As coronavirus cases continue to spike across the country, many schools are grappling with what reopening will look like when school starts back up again in the fall. This leaves parents wondering if they'll have to choose between their kids and their jobs.
Deb Perelman, founder of Smitten Kitchen, took to Twitter to voice some of her concerns around kids going back to school part-time while parents are expected to return to their full-time work.
She referred to the circumstances as a "primal scream that we - and countless other parents for whom this situation isn't just untenable, it's impossible - have been feeling since March."
"I wish someone would just say the quiet part out loud," Perelman wrote. "In the COVID economy, you're only allowed a kid OR a job."
Meanwhile, schools have begun to announce their plans for reopening in the fall. Schools in Lexington, Massachusetts have opted for either remote learning or a hybrid plan.
Lexington parents, however, remain displeased, saying the move is "deaf" to working parents who have made their pleas known.
Melissa Kearney, professor of economics at University of Maryland, told Today that Perelman's tweets opened up a crucial issue that the country is having trouble facing and resolving.
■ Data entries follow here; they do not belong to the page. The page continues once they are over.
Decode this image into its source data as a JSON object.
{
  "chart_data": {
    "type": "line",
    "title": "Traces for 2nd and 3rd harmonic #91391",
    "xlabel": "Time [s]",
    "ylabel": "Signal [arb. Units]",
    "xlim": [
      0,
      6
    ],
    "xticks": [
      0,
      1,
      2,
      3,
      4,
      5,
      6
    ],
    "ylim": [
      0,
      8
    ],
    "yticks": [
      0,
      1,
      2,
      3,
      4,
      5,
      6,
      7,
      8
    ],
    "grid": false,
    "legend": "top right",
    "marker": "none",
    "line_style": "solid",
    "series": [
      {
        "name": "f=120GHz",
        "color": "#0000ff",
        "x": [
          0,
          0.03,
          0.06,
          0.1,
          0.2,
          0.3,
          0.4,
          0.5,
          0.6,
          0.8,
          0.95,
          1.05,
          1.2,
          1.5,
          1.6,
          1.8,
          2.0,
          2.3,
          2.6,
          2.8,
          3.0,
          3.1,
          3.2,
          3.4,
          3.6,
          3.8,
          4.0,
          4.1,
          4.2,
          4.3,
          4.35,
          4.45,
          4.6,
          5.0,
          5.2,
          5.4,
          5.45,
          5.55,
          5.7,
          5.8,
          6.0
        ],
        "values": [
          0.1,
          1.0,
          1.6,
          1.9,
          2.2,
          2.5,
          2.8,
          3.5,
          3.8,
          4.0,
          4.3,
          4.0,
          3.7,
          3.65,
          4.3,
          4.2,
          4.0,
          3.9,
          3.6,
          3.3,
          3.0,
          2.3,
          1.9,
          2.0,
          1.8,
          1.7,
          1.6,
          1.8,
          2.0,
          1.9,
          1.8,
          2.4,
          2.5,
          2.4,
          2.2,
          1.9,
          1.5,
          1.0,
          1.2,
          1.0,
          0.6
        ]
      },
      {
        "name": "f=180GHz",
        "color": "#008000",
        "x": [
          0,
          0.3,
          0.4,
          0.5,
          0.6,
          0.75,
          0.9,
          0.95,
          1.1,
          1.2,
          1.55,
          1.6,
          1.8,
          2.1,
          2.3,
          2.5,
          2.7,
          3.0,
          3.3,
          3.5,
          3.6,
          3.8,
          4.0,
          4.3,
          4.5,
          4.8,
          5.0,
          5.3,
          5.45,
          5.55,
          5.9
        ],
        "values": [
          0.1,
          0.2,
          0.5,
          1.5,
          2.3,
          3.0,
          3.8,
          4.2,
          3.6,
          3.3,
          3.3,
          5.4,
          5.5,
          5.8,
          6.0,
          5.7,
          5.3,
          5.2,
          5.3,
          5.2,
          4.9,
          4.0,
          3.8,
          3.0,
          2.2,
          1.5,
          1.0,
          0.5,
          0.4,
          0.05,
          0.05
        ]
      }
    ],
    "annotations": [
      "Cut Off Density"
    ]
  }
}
"We're not doing nearly enough to figure out how to get kids back to school - which is critical, both for kids' development and learning - and workers back to work," she said.
Kearney also found that only 16% of couples have a non-working spouse at home who could aid in keeping kids on track as they grapple with remote learning, forcing many homes to choose between childcare and their jobs.
"I'm not sure how people are supposed to piece that together," Kearney said.